The report, The rise in self-employment, based on official statistics, found by the spring of 2010 self-employment was higher than at the start of the recession in 2008 and by the autumn of 2011 had reached a record level of 4.14 million (14.2% of total employment). At the latter date, the level of self-employment was 0.3 million higher than in spring 2008, compared with a corresponding fall of 0.7 million in the number of employees in work.
The additional self-employed since 2008 are unlike self-employed people as a whole in terms of gender, hours of work, occupation and sector of employment.
Although well over two-thirds of self-employed people are men, women account for more than half (184,000, or 60%) of the net rise in self-employment since the start of the recession.
Whereas over two-thirds of self-employed people work more than 30 hours per week, almost nine in 10 (88.8%) of the additional self-employed people since the start of the recession work fewer than 30 hours per week
Almost a quarter of the UK's self-employed people work in construction, but the number of self-employed construction workers is currently lower than in 2008. By contrast, sectors with relatively small shares of self-employment – notably education, information and communications, financial and insurance services and public administration, defence and social security – are among those which have seen the biggest proportional increases in self-employment in recent years.
Skilled tradespeople – popularly typified by 'white van man' – have the single largest share of self-employment (almost 30%), but account for less than 1% of the net rise in self-employment since the start of the recession.
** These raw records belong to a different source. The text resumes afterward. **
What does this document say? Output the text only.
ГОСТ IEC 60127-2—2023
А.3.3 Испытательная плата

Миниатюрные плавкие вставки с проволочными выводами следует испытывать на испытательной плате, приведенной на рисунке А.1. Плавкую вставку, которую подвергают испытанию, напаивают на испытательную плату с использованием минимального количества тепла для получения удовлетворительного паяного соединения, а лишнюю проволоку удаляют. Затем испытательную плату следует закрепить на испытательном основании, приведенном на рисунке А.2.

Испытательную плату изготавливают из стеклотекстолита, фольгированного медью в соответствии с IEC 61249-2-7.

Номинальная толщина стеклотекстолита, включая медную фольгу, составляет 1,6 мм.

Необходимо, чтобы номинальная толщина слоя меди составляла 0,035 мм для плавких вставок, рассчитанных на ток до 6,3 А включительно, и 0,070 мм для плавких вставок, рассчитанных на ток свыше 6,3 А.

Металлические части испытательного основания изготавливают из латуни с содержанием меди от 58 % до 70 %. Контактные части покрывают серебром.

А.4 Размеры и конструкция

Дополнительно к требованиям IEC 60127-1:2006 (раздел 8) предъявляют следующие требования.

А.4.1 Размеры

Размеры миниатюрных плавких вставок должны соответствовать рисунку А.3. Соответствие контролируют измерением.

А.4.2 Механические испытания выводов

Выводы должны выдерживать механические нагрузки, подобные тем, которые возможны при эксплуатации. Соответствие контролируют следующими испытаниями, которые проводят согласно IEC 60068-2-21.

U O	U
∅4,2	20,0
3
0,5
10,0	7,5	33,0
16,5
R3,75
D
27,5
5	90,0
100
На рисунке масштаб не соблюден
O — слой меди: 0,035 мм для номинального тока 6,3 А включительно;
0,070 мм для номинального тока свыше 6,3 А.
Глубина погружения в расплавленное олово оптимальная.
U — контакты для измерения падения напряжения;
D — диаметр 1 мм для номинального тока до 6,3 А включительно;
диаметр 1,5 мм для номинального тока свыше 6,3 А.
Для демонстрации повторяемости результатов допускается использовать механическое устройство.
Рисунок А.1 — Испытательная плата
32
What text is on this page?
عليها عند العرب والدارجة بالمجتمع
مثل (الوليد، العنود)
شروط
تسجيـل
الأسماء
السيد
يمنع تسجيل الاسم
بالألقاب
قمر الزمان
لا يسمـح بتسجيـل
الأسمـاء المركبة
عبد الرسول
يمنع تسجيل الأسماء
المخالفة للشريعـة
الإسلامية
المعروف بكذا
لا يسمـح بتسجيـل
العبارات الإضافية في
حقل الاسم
People performing elementary (unskilled) occupations account for more than 20% of the net increase, with those in administrative and secretarial and personal services occupations also registering large proportional increases.
John Philpott, chief economic adviser at the CIPD, said: "The typical self-employed person in Britain today remains a skilled tradesperson, manager or professional working long hours on the job, but since the start of the recession the ranks of the self-employed have been swelled by people from a much wider array of backgrounds and occupations, including many 'handy-men' without skills, picking-up whatever bits and pieces of work are available. It is good these self-employed 'odd jobbers' are helping to keep the lid on unemployment in a very weak labour market, but their emergence hardly suggests a surge in genuine entrepreneurial zeal. While some of these newly self-employed may make a long-term commitment to being their own boss, or at least gain the necessary experience to do so, it is likely that most would take a job with an employer – if only they could find one."